Rogers would later say that he recorded two types of song – one is the ballads that say what women want to hear and what men want to say, the other is narrative songs that have a wider social significance.
His most famous hit
Of the latter type, his most famous is ‘The Gambler’. In it, the singer meets a man on a train – a veteran of many a poker game – who warns him with some of the basic rules of poker ‘You got to know when to hold ‘em, know when to fold ‘em, Know when to walk away, And know when to run.’ After four decades in heavy circulation it feels like the song follows a well-worn groove, but it struck enough of a chord to land Rogers a role in a series of made for TV movies based on the song and set in the old west.
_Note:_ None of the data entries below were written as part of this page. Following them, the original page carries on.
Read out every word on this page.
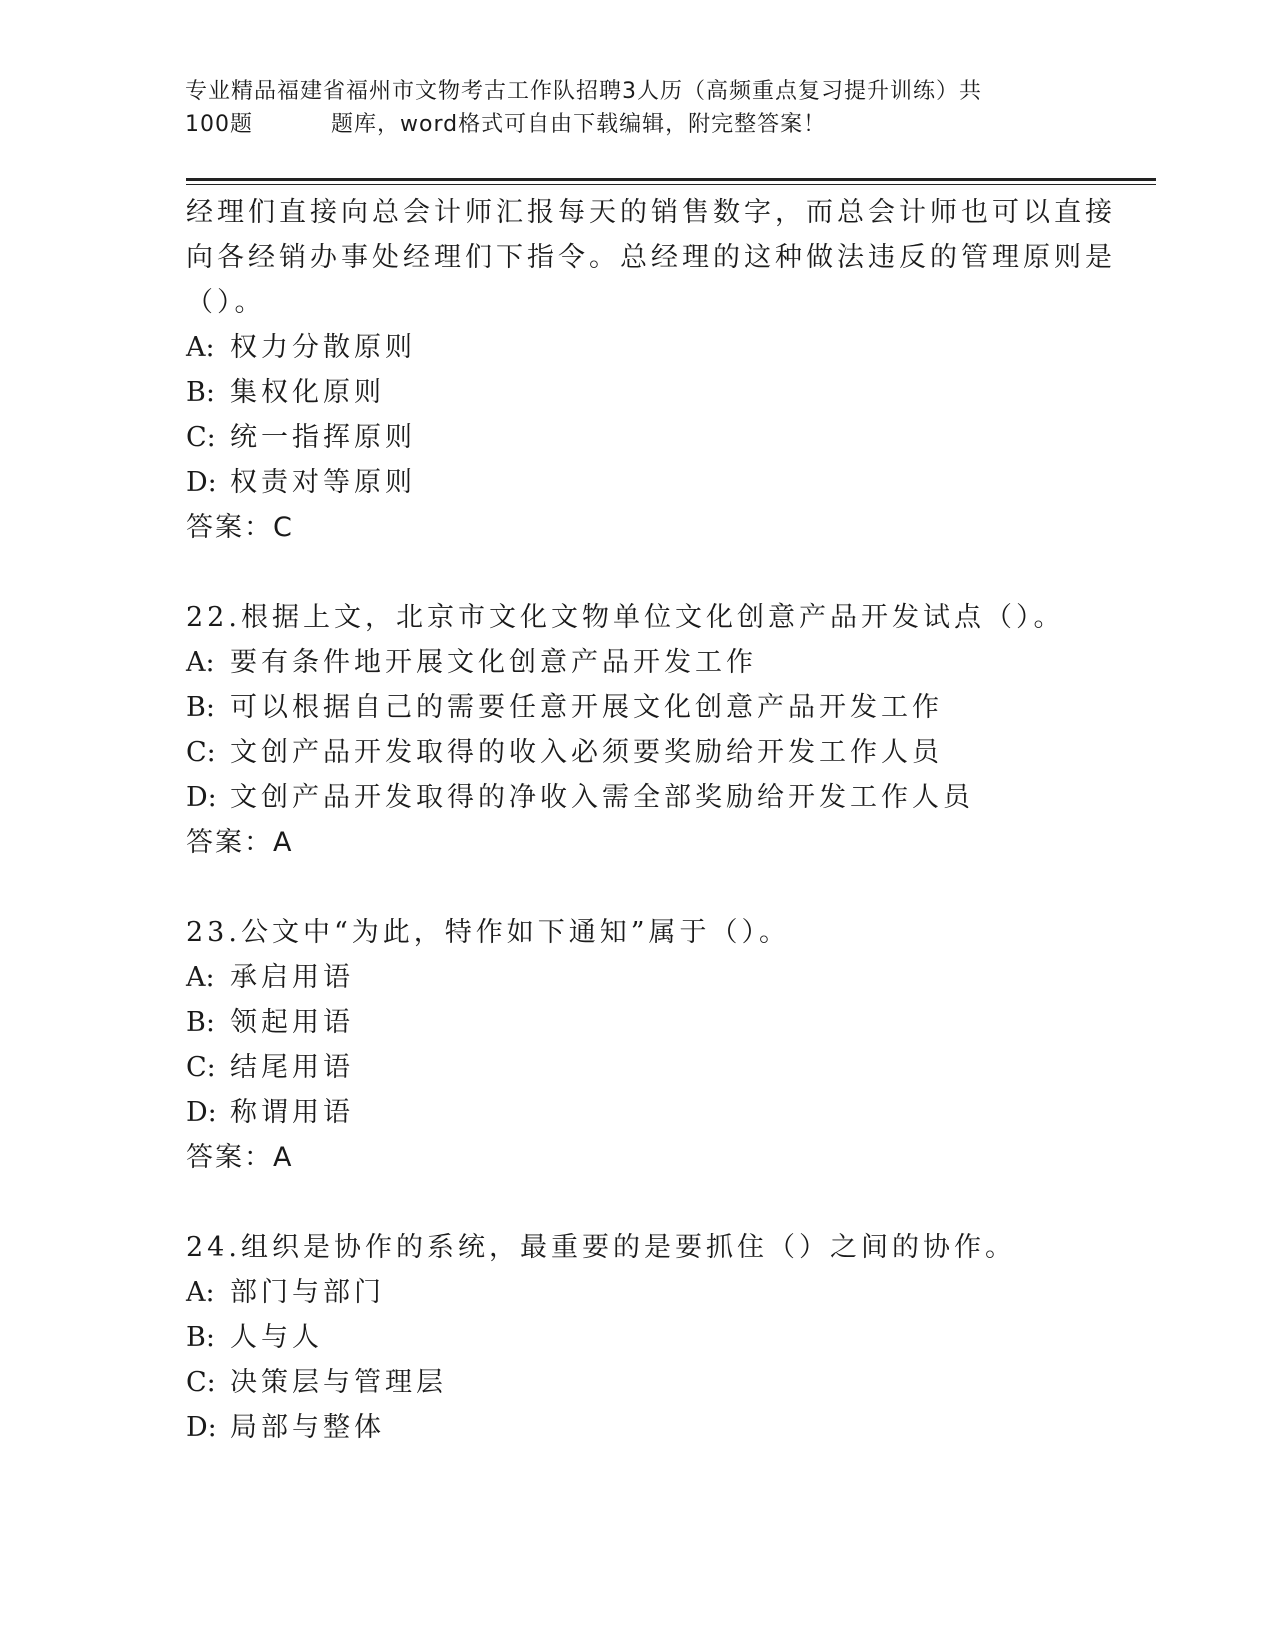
专业精品福建省福州市文物考古工作队招聘3人历（高频重点复习提升训练）共
100题	题库，word格式可自由下载编辑，附完整答案！
经理们直接向总会计师汇报每天的销售数字，而总会计师也可以直接
向各经销办事处经理们下指令。总经理的这种做法违反的管理原则是
（）。
A: 权力分散原则
B: 集权化原则
C: 统一指挥原则
D: 权责对等原则
答案：C
22.根据上文，北京市文化文物单位文化创意产品开发试点（）。
A: 要有条件地开展文化创意产品开发工作
B: 可以根据自己的需要任意开展文化创意产品开发工作
C: 文创产品开发取得的收入必须要奖励给开发工作人员
D: 文创产品开发取得的净收入需全部奖励给开发工作人员
答案：A
23.公文中“为此，特作如下通知”属于（）。
A: 承启用语
B: 领起用语
C: 结尾用语
D: 称谓用语
答案：A
24.组织是协作的系统，最重要的是要抓住（）之间的协作。
A: 部门与部门
B: 人与人
C: 决策层与管理层
D: 局部与整体
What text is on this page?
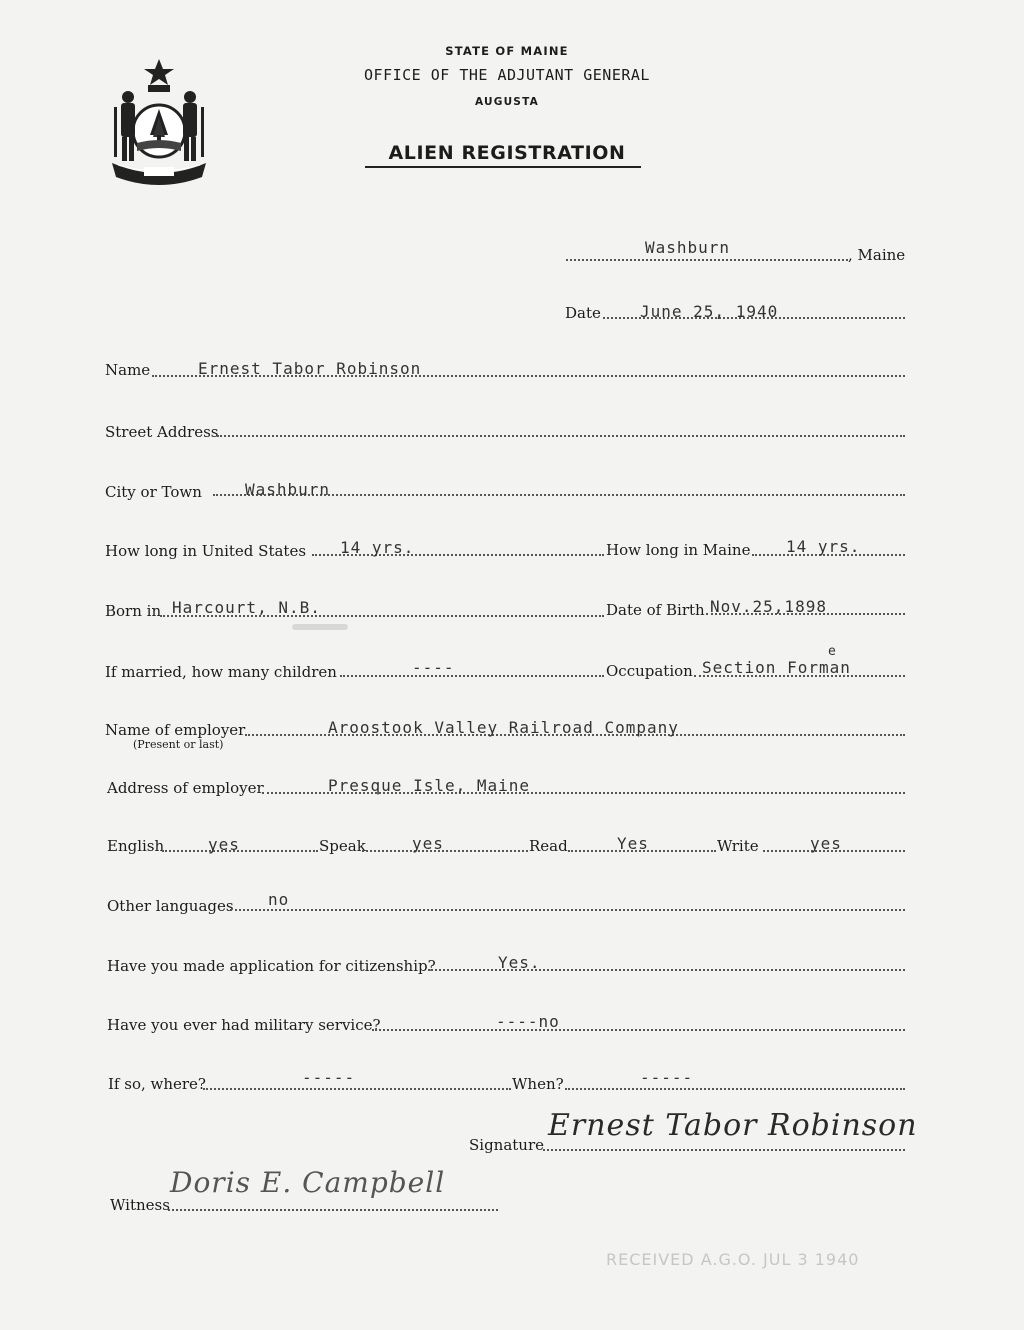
STATE OF MAINE
OFFICE OF THE ADJUTANT GENERAL
AUGUSTA
ALIEN REGISTRATION
Washburn	, Maine
Date June 25, 1940
Name	Ernest Tabor Robinson
Street Address
City or Town	Washburn
How long in United States 14 yrs.	How long in Maine 14 yrs.
Born in Harcourt, N.B.	Date of Birth Nov.25,1898
If married, how many children	----	Occupation Section Forman
e
Name of employer
(Present or last)
Aroostook Valley Railroad Company
Address of employer	Presque Isle, Maine
English	yes	Speak	yes	Read	Yes	Write	yes
Other languages no
Have you made application for citizenship?	Yes.
Have you ever had military service?	----no
If so, where?	-----	When?	-----
Signature
Ernest Tabor Robinson
Witness
Doris E. Campbell
RECEIVED A.G.O. JUL 3 1940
It was a rich vein that had, a year before ‘The Gambler’, given Rogers his first major hit with ‘Lucille’. He was already 38. The executives at his label, United Artists Records, thought he was too old and that his sensibilities were too pop to work for a country audience. ‘Lucille’, a cheating song with the twist that the singer had a change of heart, proved them wrong on both counts. It was a country chart number one and also cracked the pop Top 10. The song made Rogers an overnight success decades in the making. He had, to take an anachronistic look backwards, known when to hold ‘em.
Once Rogers had established himself as a storyteller the narrative songs began pouring in. Rogers later joked that every songwriter in Nashville with a story song sent it to him.
While it was this style that established him in America’s popular consciousness, he had a wide-ranging curiosity that saw him crossing fields and working with numerous other artists across his career.
Famous duets from Rogers’ repertoire included ‘Islands in the Stream’ with Dolly Parton and pop crossover hits in the form of songs like ‘Don’t Fall in Love With a Dreamer’ with Kim Carnes and ‘We’ve Got Tonight’, a remake of the Bob Seger classic made with Sheena Easton. He even recorded with R&B singers such as Gladys Knight and James Ingram, while the likes of Anthony Hamilton and Wyclef Jean have riffed on his songs in their work.
Beyond the worlds of music and film Rogers also had success as a photographer and entrepreneur. He published two collections of his photographs – the first, ‘Kenny Rogers’ America’ (1986) captured iconic national landmarks and other landscapes. The second, ‘Your Friends and Mine’, was a series of pictures of other celebrities such as Michael Jackson and Elizabeth Taylor.
Rogers also did well as a businessman. His most notable venture was a chain of chicken restaurants, ‘Kenny Rogers Roasters’, opened with former Kentucky governor and Kentucky Fried Chicken CEO John Y. Brown Jr. The business did well in the States for two decades and, even after closing in the US, a big hit in Southeast Asia.
Rogers even co-wrote and published a novel, ‘What Are The Chances’, with Mike Blakely in 2013.
Rogers considered his eclectic tastes to be one of his strengths. He recalled that his wide-ranging musical tastes went back right back to a time in childhood when he heard gospel music spilling out of a small Houston Church. He noted in his memoir that even in his early First Edition days his songs moved smoothly from the drug soaked ‘Just Dropped In’ to the dark country of ‘Ruby’. He brought all these influences with him to Nashville, arguably building his career out of them.
Rogers passed away from natural causes in hospice care at home on March 20th, 2020, aged 81. He was survived by his wife of 22 years, Wanda Miller, and his sons Kenny Jr., Christopher, Justin and Jordan and his daughter, Carole Billingsley.